Specifically, for each grid cell, I identify all components present within it. Then, for each pair of components in the same cell, I calculate the distance between every node in component "x" and the geometry of component "y" to determine the closest connection point.
The following approach iterates over a 2.5 km x 2.5 km grid and attempts to create a list containing the corresponding node-point to connect between different components:
# Create a grid with 2500m x 2500m cells
grid <- st_make_grid(nodes, cellsize = c(2500, 2500))
# Set max connection distance (10m)
max_distance <- set_units(10, "m")
# Identify connected components
components <- components(graph)
# Extract node geometries
node_geometries <- st_geometry(nodes)
# Create LINESTRING geometries for each component
component_geometries <- lapply(unique(components$membership), function(comp) {
nodes_in_component <- which(components$membership == comp)

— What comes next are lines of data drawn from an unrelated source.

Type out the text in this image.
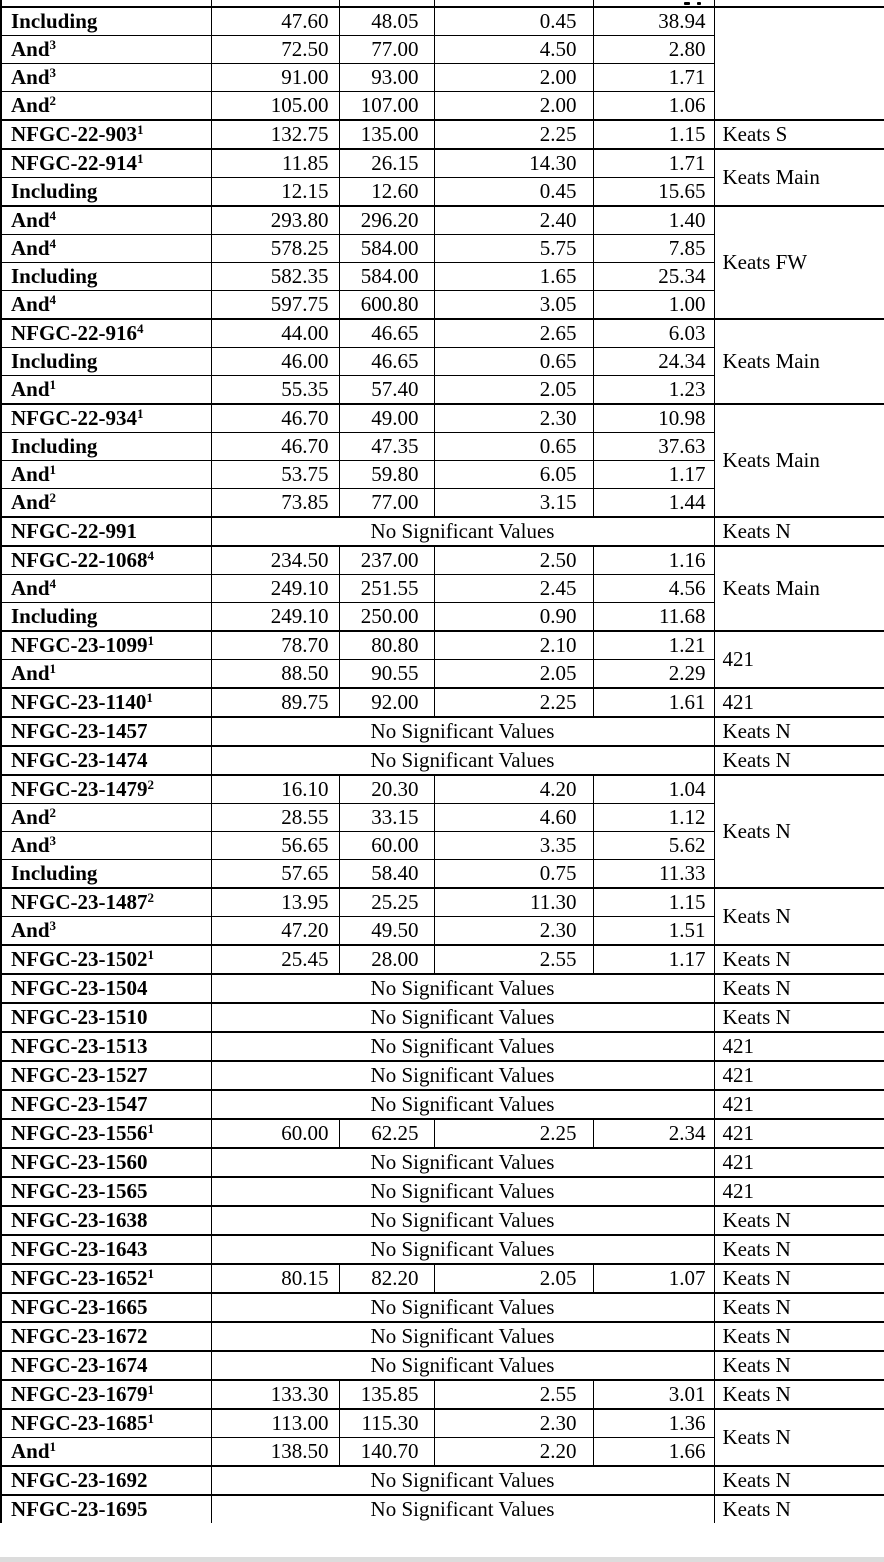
Including	47.60	48.05	0.45	38.94	
And$^3$	72.50	77.00	4.50	2.80	
And$^3$	91.00	93.00	2.00	1.71	
And$^2$	105.00	107.00	2.00	1.06	
NFGC-$22-903^1$	132.75	135.00	2.25	1.15	Keats S
NFGC-$22-914^1$	11.85	26.15	14.30	1.71	Keats Main
Including	12.15	12.60	0.45	15.65	
And$^4$	293.80	296.20	2.40	1.40	Keats FW
And$^4$	578.25	584.00	5.75	7.85	
Including	582.35	584.00	1.65	25.34	
And$^4$	597.75	600.80	3.05	1.00	
NFGC-$22-916^4$	44.00	46.65	2.65	6.03	Keats Main
Including	46.00	46.65	0.65	24.34	
And$^1$	55.35	57.40	2.05	1.23	
NFGC-$22-934^1$	46.70	49.00	2.30	10.98	Keats Main
Including	46.70	47.35	0.65	37.63	
And$^1$	53.75	59.80	6.05	1.17	
And$^2$	73.85	77.00	3.15	1.44	
NFGC-22-991	No Significant Values				Keats N
NFGC-22-1068$^4$	234.50	237.00	2.50	1.16	Keats Main
And$^4$	249.10	251.55	2.45	4.56	
Including	249.10	250.00	0.90	11.68	
NFGC-23-1099$^1$	78.70	80.80	2.10	1.21	421
And$^1$	88.50	90.55	2.05	2.29	
NFGC-23-1140$^1$	89.75	92.00	2.25	1.61	421
NFGC-23-1457	No Significant Values				Keats N
NFGC-23-1474	No Significant Values				Keats N
NFGC-23-1479$^2$	16.10	20.30	4.20	1.04	Keats N
And$^2$	28.55	33.15	4.60	1.12	
And$^3$	56.65	60.00	3.35	5.62	
Including	57.65	58.40	0.75	11.33	
NFGC-23-1487$^2$	13.95	25.25	11.30	1.15	Keats N
And$^3$	47.20	49.50	2.30	1.51	
NFGC-23-1502$^1$	25.45	28.00	2.55	1.17	Keats N
NFGC-23-1504	No Significant Values				Keats N
NFGC-23-1510	No Significant Values				Keats N
NFGC-23-1513	No Significant Values				421
NFGC-23-1527	No Significant Values				421
NFGC-23-1547	No Significant Values				421
NFGC-23-1556$^1$	60.00	62.25	2.25	2.34	421
NFGC-23-1560	No Significant Values				421
NFGC-23-1565	No Significant Values				421
NFGC-23-1638	No Significant Values				Keats N
NFGC-23-1643	No Significant Values				Keats N
NFGC-23-1652$^1$	80.15	82.20	2.05	1.07	Keats N
NFGC-23-1665	No Significant Values				Keats N
NFGC-23-1672	No Significant Values				Keats N
NFGC-23-1674	No Significant Values				Keats N
NFGC-23-1679$^1$	133.30	135.85	2.55	3.01	Keats N
NFGC-23-1685$^1$	113.00	115.30	2.30	1.36	Keats N
And$^1$	138.50	140.70	2.20	1.66	
NFGC-23-1692	No Significant Values				Keats N
NFGC-23-1695	No Significant Values				Keats N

st_union(node_geometries[nodes_in_component])
})
edges_to_add <- list()
checked_pairs <- list()
# Iterate over each grid cell
for (g in seq_along(grid)) {
inside_nodes <- st_within(node_geometries, grid[g], sparse = FALSE)

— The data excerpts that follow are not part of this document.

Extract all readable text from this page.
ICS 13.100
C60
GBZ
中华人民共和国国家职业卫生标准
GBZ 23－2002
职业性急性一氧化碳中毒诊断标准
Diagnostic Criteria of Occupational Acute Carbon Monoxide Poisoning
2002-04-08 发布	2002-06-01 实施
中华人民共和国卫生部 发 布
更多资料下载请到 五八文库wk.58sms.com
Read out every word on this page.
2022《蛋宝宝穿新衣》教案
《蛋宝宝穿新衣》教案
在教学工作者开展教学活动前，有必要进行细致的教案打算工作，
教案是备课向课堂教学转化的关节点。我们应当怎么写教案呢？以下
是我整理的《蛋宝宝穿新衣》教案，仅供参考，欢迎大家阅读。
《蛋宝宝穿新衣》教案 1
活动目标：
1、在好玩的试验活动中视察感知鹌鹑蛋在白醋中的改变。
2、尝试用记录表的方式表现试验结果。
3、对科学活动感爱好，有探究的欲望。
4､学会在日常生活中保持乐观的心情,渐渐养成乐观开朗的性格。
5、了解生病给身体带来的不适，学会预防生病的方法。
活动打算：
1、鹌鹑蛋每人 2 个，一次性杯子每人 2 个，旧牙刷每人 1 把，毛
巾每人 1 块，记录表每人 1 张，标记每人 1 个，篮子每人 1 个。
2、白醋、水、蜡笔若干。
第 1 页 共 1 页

components_in_grid <- unique(components$membership[inside_nodes])
if (length(components_in_grid) < 2) next
cut_geometries <- lapply(components_in_grid, function(comp) {
st_intersection(component_geometries[[comp]], grid[g])
})
names(cut_geometries) <- components_in_grid
component_pairs <- combn(components_in_grid, 2, simplify = FALSE)
for (pair in component_pairs) {
comp1 <- pair[1]
comp2 <- pair[2]
pair_key <- paste(sort(c(comp1, comp2)), collapse = "-")
if (pair_key %in% checked_pairs) next
checked_pairs <- append(checked_pairs, pair_key)
geom1_cut <- cut_geometries[[as.character(comp1)]]
geom2_cut <- cut_geometries[[as.character(comp2)]]
nodes_i <- which(components$membership == comp1 & inside_nodes)
nodes_j <- which(components$membership == comp2 & inside_nodes)
dist_i_to_geom2 <- st_distance(node_geometries[nodes_i], geom2_cut)
dist_j_to_geom1 <- st_distance(node_geometries[nodes_j], geom1_cut)
min_i <- which.min(dist_i_to_geom2)
min_j <- which.min(dist_j_to_geom1)
min_dist_i <- dist_i_to_geom2[min_i]
min_dist_j <- dist_j_to_geom1[min_j]
if (min_dist_i <= min_dist_j & min_dist_i <= max_distance) {
closest_point_on_geom2 <- st_nearest_points(node_geometries[nodes_i[min_i]], geom2_cut)
new_coord <- st_coordinates(closest_point_on_geom2)[2, ]
edges_to_add <- append(edges_to_add, list(list(
from = nodes_i[min_i], to = new_coord, distance = as.numeric(min_dist_i)
)))
} else if (min_dist_j <= max_distance) {
closest_point_on_geom1 <- st_nearest_points(node_geometries[nodes_j[min_j]], geom1_cut)
new_coord <- st_coordinates(closest_point_on_geom1)[2, ]
edges_to_add <- append(edges_to_add, list(list(
from = nodes_j[min_j], to = new_coord, distance = as.numeric(min_dist_j)
)))
}
}
}
However, this approach is extremely slow, and it does not even include the creation of the edges—it only generates a list of nodes and the coordinates of the nearest points where new edges should be placed to connect different components.
Question:
Is there a more efficient way to achieve a fully connected network using sf_network
and igraph
? Specifically, is there a faster method for identifying and linking the closest components in a spatially explicit way?